“Reembodied sound” is a term coined by the composer David Coll, designed to differentiate a set of electroacoustic practices from loudspeaker-based music. Reembodied sound tends to use surface transducers, small cone-less speakers designed to attach to surfaces of resonant objects and essentially turn those objects into speakers themselves.

Matthew Goodheart’s techniques involving attaching transducers primarily to gongs and cymbals, though piano, strings, brass, and other instruments are used as well. Each instrument undergoes a rigorous acoustic analysis and recording. Using this sonic information as a basis for mixed synthesis, computer generated sound is ultimately sent back to the original instrument through the transducer (or “reembodied”), tailored to its unique acoustics. The instrument then resonates with unusual and unexpected sounds, bringing forth hidden details of their inherent sonic properties.

The transducers also allow the instruments to seem autonomous – “ghost” instruments, sounding of their own accord.

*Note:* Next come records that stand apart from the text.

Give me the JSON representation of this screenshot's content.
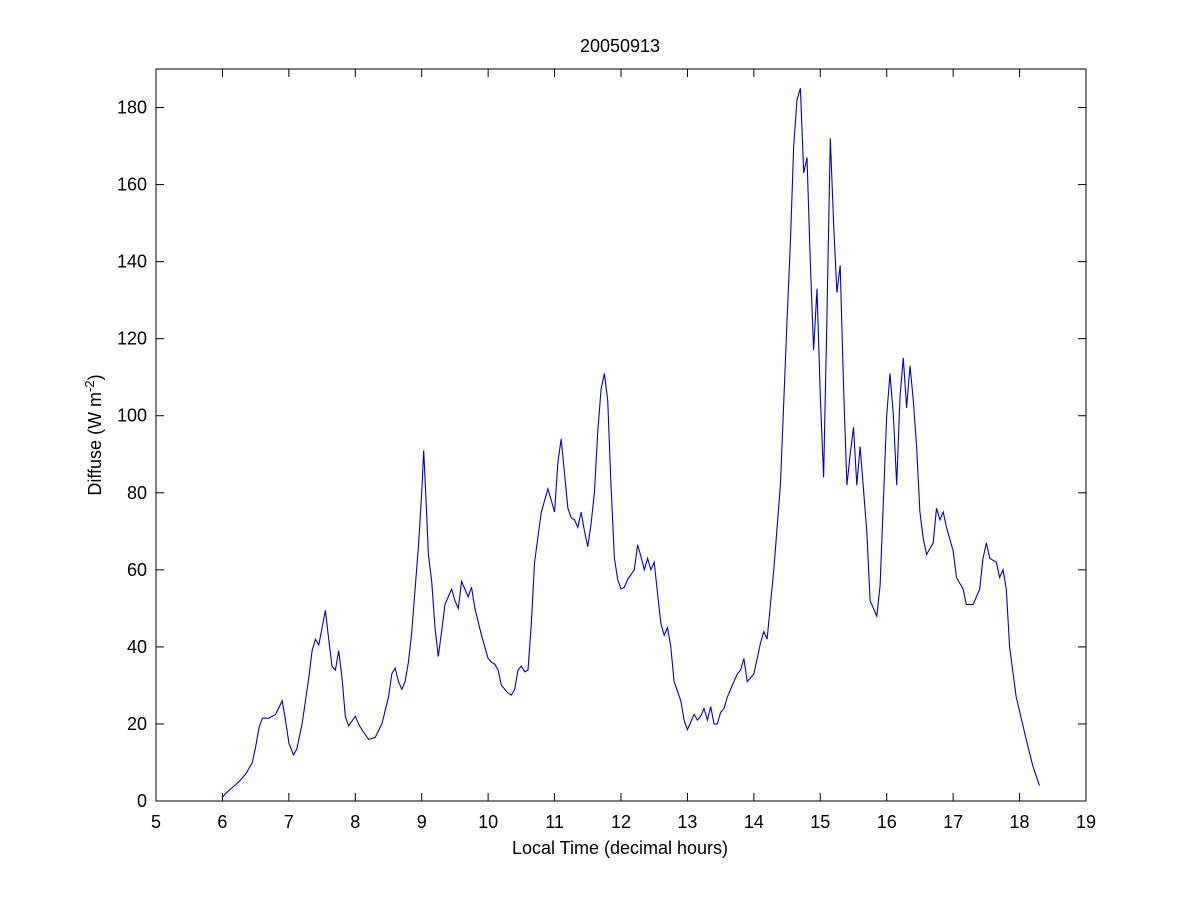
{
  "chart_data": {
    "type": "line",
    "title": "20050913",
    "xlabel": "Local Time (decimal hours)",
    "ylabel_parts": [
      "Diffuse (W m",
      "-2",
      ")"
    ],
    "xlim": [
      5,
      19
    ],
    "ylim": [
      0,
      190
    ],
    "xticks": [
      5,
      6,
      7,
      8,
      9,
      10,
      11,
      12,
      13,
      14,
      15,
      16,
      17,
      18,
      19
    ],
    "yticks": [
      0,
      20,
      40,
      60,
      80,
      100,
      120,
      140,
      160,
      180
    ],
    "grid": false,
    "series": [
      {
        "color": "#0000cc",
        "points": [
          [
            6.0,
            1
          ],
          [
            6.05,
            2
          ],
          [
            6.15,
            3.5
          ],
          [
            6.25,
            5
          ],
          [
            6.35,
            7
          ],
          [
            6.45,
            10
          ],
          [
            6.5,
            14
          ],
          [
            6.55,
            19
          ],
          [
            6.6,
            21.5
          ],
          [
            6.7,
            21.5
          ],
          [
            6.8,
            22.5
          ],
          [
            6.9,
            26
          ],
          [
            6.95,
            21
          ],
          [
            7.0,
            15
          ],
          [
            7.07,
            12
          ],
          [
            7.12,
            13.5
          ],
          [
            7.2,
            20
          ],
          [
            7.3,
            32
          ],
          [
            7.35,
            39
          ],
          [
            7.4,
            42
          ],
          [
            7.45,
            40.5
          ],
          [
            7.5,
            45
          ],
          [
            7.55,
            49.5
          ],
          [
            7.6,
            42
          ],
          [
            7.65,
            35
          ],
          [
            7.7,
            34
          ],
          [
            7.75,
            39
          ],
          [
            7.8,
            32
          ],
          [
            7.85,
            22
          ],
          [
            7.9,
            19.5
          ],
          [
            8.0,
            22
          ],
          [
            8.05,
            20
          ],
          [
            8.1,
            18.5
          ],
          [
            8.2,
            16
          ],
          [
            8.3,
            16.5
          ],
          [
            8.4,
            20
          ],
          [
            8.5,
            27
          ],
          [
            8.55,
            33
          ],
          [
            8.6,
            34.5
          ],
          [
            8.65,
            31
          ],
          [
            8.7,
            29
          ],
          [
            8.75,
            31
          ],
          [
            8.8,
            36
          ],
          [
            8.85,
            44
          ],
          [
            8.9,
            55
          ],
          [
            8.95,
            66
          ],
          [
            9.0,
            80
          ],
          [
            9.03,
            91
          ],
          [
            9.06,
            80
          ],
          [
            9.1,
            64
          ],
          [
            9.15,
            57
          ],
          [
            9.2,
            45
          ],
          [
            9.25,
            37.5
          ],
          [
            9.3,
            44
          ],
          [
            9.35,
            51
          ],
          [
            9.45,
            55
          ],
          [
            9.5,
            52
          ],
          [
            9.55,
            50
          ],
          [
            9.6,
            57
          ],
          [
            9.65,
            55
          ],
          [
            9.7,
            53
          ],
          [
            9.75,
            55.5
          ],
          [
            9.8,
            50
          ],
          [
            9.9,
            43
          ],
          [
            10.0,
            37
          ],
          [
            10.05,
            36
          ],
          [
            10.1,
            35.5
          ],
          [
            10.15,
            34
          ],
          [
            10.2,
            30
          ],
          [
            10.3,
            28
          ],
          [
            10.35,
            27.5
          ],
          [
            10.4,
            29
          ],
          [
            10.45,
            34
          ],
          [
            10.5,
            35
          ],
          [
            10.55,
            33.5
          ],
          [
            10.6,
            34
          ],
          [
            10.65,
            46
          ],
          [
            10.7,
            62
          ],
          [
            10.8,
            75
          ],
          [
            10.9,
            81
          ],
          [
            10.95,
            78
          ],
          [
            11.0,
            75
          ],
          [
            11.05,
            88
          ],
          [
            11.1,
            94
          ],
          [
            11.15,
            85
          ],
          [
            11.2,
            76
          ],
          [
            11.25,
            73.5
          ],
          [
            11.3,
            73
          ],
          [
            11.35,
            71
          ],
          [
            11.4,
            75
          ],
          [
            11.45,
            70
          ],
          [
            11.5,
            66
          ],
          [
            11.55,
            72
          ],
          [
            11.6,
            80
          ],
          [
            11.65,
            96
          ],
          [
            11.7,
            107
          ],
          [
            11.75,
            111
          ],
          [
            11.8,
            104
          ],
          [
            11.85,
            82
          ],
          [
            11.9,
            63
          ],
          [
            11.95,
            57.5
          ],
          [
            12.0,
            55
          ],
          [
            12.05,
            55.5
          ],
          [
            12.1,
            57.5
          ],
          [
            12.2,
            60
          ],
          [
            12.25,
            66.5
          ],
          [
            12.3,
            63.5
          ],
          [
            12.35,
            60
          ],
          [
            12.4,
            63
          ],
          [
            12.45,
            60
          ],
          [
            12.5,
            62
          ],
          [
            12.55,
            54
          ],
          [
            12.6,
            46
          ],
          [
            12.65,
            43
          ],
          [
            12.7,
            45
          ],
          [
            12.75,
            40
          ],
          [
            12.8,
            31
          ],
          [
            12.9,
            26
          ],
          [
            12.95,
            21
          ],
          [
            13.0,
            18.5
          ],
          [
            13.05,
            20.5
          ],
          [
            13.1,
            22.5
          ],
          [
            13.15,
            21
          ],
          [
            13.2,
            22
          ],
          [
            13.25,
            24
          ],
          [
            13.3,
            21
          ],
          [
            13.35,
            24.5
          ],
          [
            13.4,
            20
          ],
          [
            13.45,
            20
          ],
          [
            13.5,
            23
          ],
          [
            13.55,
            24
          ],
          [
            13.6,
            27
          ],
          [
            13.7,
            31
          ],
          [
            13.75,
            33
          ],
          [
            13.8,
            34
          ],
          [
            13.85,
            37
          ],
          [
            13.9,
            31
          ],
          [
            14.0,
            33
          ],
          [
            14.05,
            37
          ],
          [
            14.1,
            41
          ],
          [
            14.15,
            44
          ],
          [
            14.2,
            42
          ],
          [
            14.3,
            60
          ],
          [
            14.4,
            82
          ],
          [
            14.5,
            125
          ],
          [
            14.55,
            145
          ],
          [
            14.6,
            170
          ],
          [
            14.65,
            182
          ],
          [
            14.7,
            185
          ],
          [
            14.75,
            163
          ],
          [
            14.8,
            167
          ],
          [
            14.85,
            140
          ],
          [
            14.9,
            117
          ],
          [
            14.95,
            133
          ],
          [
            15.0,
            105
          ],
          [
            15.05,
            84
          ],
          [
            15.1,
            125
          ],
          [
            15.15,
            172
          ],
          [
            15.2,
            150
          ],
          [
            15.25,
            132
          ],
          [
            15.3,
            139
          ],
          [
            15.35,
            108
          ],
          [
            15.4,
            82
          ],
          [
            15.45,
            90
          ],
          [
            15.5,
            97
          ],
          [
            15.55,
            82
          ],
          [
            15.6,
            92
          ],
          [
            15.7,
            70
          ],
          [
            15.75,
            52
          ],
          [
            15.85,
            48
          ],
          [
            15.9,
            56
          ],
          [
            15.95,
            78
          ],
          [
            16.0,
            100
          ],
          [
            16.05,
            111
          ],
          [
            16.1,
            100
          ],
          [
            16.15,
            82
          ],
          [
            16.2,
            105
          ],
          [
            16.25,
            115
          ],
          [
            16.3,
            102
          ],
          [
            16.35,
            113
          ],
          [
            16.4,
            104
          ],
          [
            16.45,
            92
          ],
          [
            16.5,
            75
          ],
          [
            16.55,
            68
          ],
          [
            16.6,
            64
          ],
          [
            16.7,
            67
          ],
          [
            16.75,
            76
          ],
          [
            16.8,
            73
          ],
          [
            16.85,
            75
          ],
          [
            16.9,
            71
          ],
          [
            16.95,
            68
          ],
          [
            17.0,
            65
          ],
          [
            17.05,
            58
          ],
          [
            17.15,
            55
          ],
          [
            17.2,
            51
          ],
          [
            17.3,
            51
          ],
          [
            17.4,
            55
          ],
          [
            17.45,
            63
          ],
          [
            17.5,
            67
          ],
          [
            17.55,
            63
          ],
          [
            17.65,
            62
          ],
          [
            17.7,
            58
          ],
          [
            17.75,
            60
          ],
          [
            17.8,
            55
          ],
          [
            17.85,
            40
          ],
          [
            17.95,
            27
          ],
          [
            18.1,
            16
          ],
          [
            18.2,
            9
          ],
          [
            18.3,
            4
          ]
        ]
      }
    ]
  }
}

This also allows for flexibility of placement, so that the instruments can be placed in unusual locations around the performance area to create spatialized and immersive works, adaptable to many different types of environments.

Goodheart’s techniques were developed in collaboration with Center for New Music and Audio Technologies (CNMAT) at U.C. Berkeley, the Computer Music Center (CMC) at Columbia University, and Rensselaer Polytechnic University.